Pecos National Historical Park, New Mexico

Описание к видео Pecos National Historical Park, New Mexico

At midpoint in a passage through the southern end of the Sangre de Cristo Mountains, the ruins of a Pecos pueblo and Spanish mission share a small ridge. Long before Spaniards entered this country this village commanded the trade path between Pueblo farmers of the Rio Grande and hunting tribes of the buffalo plains. Its 2,000 inhabitants could marshall 500 fighting men.

With the arrival of the Spaniards and their material/religious quests in the late 1500s, and with decades of Spanish demands and Indian resentment, the Pueblo Revolt of 1680 climaxed this period.

With the return (12 years later) of the Spaniards, peace prevailed. The Franciscans moderated their zeal.

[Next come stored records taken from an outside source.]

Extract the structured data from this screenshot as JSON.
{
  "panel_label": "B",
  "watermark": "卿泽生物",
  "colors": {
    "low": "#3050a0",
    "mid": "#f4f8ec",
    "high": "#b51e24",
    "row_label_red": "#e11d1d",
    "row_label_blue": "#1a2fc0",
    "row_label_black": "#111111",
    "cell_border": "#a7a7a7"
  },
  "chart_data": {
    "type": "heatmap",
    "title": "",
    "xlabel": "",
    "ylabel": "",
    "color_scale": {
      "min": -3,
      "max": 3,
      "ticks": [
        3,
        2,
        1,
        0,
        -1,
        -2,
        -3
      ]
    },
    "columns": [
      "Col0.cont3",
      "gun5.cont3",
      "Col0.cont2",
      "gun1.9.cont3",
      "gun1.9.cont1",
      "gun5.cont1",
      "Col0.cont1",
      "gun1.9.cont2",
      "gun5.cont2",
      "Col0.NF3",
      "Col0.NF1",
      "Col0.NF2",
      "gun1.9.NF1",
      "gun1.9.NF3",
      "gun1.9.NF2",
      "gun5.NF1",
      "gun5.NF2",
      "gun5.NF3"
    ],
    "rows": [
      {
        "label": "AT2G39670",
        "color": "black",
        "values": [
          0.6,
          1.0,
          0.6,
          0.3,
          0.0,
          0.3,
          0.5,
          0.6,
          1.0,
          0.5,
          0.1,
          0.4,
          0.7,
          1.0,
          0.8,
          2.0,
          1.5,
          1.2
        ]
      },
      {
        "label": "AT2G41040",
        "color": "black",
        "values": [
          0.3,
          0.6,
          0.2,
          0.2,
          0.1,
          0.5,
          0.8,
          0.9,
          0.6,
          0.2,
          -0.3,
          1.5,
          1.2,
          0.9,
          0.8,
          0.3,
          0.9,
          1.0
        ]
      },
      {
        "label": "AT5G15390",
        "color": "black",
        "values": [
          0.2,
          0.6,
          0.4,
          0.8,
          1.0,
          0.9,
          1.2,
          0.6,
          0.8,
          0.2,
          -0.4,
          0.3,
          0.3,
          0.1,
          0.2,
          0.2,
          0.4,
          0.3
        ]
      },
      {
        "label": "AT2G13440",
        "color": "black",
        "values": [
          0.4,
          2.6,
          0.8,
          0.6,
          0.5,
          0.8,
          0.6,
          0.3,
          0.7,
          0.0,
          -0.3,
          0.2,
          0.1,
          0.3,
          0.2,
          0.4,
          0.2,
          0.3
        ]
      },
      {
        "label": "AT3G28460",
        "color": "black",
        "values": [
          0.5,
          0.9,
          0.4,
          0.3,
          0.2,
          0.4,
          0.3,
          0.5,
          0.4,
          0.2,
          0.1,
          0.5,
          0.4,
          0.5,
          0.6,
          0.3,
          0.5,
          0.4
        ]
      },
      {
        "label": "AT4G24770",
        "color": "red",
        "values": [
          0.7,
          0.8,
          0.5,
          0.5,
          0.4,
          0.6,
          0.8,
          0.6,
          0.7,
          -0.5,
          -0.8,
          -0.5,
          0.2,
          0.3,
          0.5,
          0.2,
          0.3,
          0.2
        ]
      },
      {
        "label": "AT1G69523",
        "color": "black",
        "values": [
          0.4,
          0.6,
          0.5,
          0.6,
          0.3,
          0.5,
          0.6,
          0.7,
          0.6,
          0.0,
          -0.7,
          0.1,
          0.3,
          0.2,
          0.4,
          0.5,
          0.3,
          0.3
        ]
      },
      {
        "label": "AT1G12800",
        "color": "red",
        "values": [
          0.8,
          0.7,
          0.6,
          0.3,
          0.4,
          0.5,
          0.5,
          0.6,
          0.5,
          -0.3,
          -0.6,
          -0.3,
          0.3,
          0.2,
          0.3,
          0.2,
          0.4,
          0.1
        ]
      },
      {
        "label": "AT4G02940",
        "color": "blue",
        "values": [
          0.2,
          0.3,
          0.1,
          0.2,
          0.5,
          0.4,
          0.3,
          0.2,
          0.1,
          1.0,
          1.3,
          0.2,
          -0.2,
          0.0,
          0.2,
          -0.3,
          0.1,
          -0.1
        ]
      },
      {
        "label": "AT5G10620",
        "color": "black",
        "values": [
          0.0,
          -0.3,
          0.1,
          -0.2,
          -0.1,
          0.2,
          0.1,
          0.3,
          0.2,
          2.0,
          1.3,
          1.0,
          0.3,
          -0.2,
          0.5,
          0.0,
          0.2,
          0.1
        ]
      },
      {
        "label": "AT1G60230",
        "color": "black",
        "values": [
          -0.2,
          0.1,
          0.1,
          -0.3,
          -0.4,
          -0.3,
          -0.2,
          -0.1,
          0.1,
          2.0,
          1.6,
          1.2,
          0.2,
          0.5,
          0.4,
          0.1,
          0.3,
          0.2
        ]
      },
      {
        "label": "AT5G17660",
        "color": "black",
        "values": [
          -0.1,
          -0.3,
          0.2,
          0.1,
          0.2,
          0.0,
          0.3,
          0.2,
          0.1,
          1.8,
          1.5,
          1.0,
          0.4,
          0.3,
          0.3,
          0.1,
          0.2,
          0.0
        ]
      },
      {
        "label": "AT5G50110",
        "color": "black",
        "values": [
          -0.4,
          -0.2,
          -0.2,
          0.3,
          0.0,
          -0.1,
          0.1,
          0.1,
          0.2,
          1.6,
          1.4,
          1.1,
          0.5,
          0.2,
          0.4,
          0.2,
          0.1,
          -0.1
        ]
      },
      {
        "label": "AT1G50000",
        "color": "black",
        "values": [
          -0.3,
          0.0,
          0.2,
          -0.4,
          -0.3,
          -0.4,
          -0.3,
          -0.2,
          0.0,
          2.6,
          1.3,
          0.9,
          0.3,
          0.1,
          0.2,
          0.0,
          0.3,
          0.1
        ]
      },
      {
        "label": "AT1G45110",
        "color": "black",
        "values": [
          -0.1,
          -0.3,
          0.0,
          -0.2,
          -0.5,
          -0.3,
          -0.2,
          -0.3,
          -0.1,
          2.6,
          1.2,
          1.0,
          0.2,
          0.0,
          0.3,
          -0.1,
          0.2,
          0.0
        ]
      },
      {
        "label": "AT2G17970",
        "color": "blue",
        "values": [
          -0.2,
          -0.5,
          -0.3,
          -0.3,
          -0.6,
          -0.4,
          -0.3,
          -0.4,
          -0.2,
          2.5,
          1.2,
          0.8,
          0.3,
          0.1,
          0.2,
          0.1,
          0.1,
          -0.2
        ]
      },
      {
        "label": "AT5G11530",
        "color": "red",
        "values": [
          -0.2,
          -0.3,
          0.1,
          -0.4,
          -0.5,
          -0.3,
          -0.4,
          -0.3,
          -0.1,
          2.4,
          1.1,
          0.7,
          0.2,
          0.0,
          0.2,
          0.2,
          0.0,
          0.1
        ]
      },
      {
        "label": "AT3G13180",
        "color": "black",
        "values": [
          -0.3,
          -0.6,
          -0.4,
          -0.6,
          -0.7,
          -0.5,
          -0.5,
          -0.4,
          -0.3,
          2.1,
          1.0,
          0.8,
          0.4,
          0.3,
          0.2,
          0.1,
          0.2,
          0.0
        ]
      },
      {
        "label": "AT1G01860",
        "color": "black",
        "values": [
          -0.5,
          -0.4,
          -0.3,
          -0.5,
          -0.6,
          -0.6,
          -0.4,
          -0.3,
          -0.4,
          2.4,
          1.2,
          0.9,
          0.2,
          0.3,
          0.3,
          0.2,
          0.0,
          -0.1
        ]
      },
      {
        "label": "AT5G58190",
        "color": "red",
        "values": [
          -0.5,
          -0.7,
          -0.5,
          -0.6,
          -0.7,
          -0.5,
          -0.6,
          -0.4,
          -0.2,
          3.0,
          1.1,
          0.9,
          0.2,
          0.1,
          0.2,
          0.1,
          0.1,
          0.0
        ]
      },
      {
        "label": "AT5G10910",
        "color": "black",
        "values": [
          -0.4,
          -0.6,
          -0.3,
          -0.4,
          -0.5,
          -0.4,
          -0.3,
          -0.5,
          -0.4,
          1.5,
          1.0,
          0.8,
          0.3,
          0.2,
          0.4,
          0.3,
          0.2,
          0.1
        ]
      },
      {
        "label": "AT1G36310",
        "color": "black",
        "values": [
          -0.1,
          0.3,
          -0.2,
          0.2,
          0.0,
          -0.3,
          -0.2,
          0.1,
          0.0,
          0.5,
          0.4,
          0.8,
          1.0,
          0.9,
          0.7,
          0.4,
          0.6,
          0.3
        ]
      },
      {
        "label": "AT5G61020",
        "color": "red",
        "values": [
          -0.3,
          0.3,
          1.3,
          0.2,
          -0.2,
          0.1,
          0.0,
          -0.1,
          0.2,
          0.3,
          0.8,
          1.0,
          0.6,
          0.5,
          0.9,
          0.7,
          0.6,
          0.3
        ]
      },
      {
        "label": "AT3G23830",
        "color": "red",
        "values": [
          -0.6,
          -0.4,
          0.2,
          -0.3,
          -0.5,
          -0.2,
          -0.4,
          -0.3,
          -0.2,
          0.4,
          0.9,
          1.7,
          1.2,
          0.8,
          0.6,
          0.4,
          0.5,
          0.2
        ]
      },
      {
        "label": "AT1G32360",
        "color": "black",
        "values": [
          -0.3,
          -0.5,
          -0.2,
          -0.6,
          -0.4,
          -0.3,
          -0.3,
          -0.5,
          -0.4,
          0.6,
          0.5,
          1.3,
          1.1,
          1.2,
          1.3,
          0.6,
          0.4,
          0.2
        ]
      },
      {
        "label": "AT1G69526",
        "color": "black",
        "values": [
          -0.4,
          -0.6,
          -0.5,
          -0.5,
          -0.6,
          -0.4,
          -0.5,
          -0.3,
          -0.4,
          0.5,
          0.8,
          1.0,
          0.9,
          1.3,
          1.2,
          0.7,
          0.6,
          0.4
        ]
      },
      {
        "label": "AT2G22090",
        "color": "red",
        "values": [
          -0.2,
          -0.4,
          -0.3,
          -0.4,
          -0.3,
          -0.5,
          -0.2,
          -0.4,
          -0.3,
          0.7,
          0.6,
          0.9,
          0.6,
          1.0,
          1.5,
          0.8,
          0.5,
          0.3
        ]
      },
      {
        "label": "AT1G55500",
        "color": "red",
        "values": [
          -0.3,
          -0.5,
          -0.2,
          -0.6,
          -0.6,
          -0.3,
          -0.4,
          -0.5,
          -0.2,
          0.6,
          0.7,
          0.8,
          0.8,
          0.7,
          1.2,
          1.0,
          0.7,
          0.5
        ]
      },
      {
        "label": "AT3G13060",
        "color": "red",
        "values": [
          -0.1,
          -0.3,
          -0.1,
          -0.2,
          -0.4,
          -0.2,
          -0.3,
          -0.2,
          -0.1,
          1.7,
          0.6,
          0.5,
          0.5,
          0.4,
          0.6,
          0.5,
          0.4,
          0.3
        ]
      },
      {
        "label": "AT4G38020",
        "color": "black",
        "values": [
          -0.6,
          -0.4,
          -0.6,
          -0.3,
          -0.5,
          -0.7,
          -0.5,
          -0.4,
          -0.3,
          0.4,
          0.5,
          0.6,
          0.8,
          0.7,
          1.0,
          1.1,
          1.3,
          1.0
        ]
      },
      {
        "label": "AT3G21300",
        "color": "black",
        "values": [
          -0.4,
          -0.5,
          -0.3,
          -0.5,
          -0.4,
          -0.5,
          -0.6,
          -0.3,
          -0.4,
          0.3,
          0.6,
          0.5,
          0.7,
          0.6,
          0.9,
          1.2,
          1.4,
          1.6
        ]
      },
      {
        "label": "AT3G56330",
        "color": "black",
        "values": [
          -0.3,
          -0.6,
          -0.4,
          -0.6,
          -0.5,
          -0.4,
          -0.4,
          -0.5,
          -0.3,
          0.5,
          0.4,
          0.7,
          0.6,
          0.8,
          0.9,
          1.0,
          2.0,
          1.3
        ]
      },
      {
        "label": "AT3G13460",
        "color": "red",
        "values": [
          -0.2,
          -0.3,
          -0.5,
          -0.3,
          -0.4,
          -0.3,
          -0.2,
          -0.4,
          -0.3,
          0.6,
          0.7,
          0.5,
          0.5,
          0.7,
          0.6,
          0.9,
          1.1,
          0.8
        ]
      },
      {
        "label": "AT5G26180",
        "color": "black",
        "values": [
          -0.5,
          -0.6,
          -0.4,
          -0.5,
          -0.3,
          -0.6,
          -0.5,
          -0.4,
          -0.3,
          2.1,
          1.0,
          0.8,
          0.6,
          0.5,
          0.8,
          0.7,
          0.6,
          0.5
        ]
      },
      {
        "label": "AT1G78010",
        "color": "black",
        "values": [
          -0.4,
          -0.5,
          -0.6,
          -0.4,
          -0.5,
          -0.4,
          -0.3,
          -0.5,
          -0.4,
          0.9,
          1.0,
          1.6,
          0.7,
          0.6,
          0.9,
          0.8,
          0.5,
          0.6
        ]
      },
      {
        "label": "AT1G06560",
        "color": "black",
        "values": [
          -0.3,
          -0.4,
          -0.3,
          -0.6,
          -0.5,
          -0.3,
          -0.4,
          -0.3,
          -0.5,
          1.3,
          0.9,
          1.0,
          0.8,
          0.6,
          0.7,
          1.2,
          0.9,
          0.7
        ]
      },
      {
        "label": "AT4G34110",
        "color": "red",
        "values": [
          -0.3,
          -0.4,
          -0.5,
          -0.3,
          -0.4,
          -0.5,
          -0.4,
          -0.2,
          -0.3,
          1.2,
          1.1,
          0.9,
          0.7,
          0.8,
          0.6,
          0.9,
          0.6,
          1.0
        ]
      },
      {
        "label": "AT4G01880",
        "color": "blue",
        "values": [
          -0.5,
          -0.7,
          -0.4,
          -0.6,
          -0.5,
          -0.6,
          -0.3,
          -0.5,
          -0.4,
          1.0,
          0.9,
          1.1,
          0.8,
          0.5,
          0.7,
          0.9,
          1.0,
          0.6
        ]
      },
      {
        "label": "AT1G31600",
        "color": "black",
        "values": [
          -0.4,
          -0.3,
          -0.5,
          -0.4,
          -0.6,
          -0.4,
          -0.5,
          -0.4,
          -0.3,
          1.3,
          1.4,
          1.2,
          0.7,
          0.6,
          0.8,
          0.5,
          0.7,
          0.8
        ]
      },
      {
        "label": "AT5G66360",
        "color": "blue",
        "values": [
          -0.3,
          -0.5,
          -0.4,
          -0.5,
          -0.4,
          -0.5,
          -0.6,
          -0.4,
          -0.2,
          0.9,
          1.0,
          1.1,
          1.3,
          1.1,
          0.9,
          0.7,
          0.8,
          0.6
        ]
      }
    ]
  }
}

As allies and traders the Pecos became partners in a relaxed Spanish-Pueblo community.

But by the 1780s, disease, Indian raids, and migration had reduced the population of Pecos to fewer that 300. Long standing divisions between the Church and things Spanish and those that hung to the old ways, contributed to this once powerful city-state decline.

Pecos was almost a ghost town when the Santa Fe trade began flowing past it in 1821. The last survivors left a decaying pueblo and empty mission church in 1838. They joined their Towa-speaking relatives 80 miles west of Jémez pueblo, where their descendents still live today.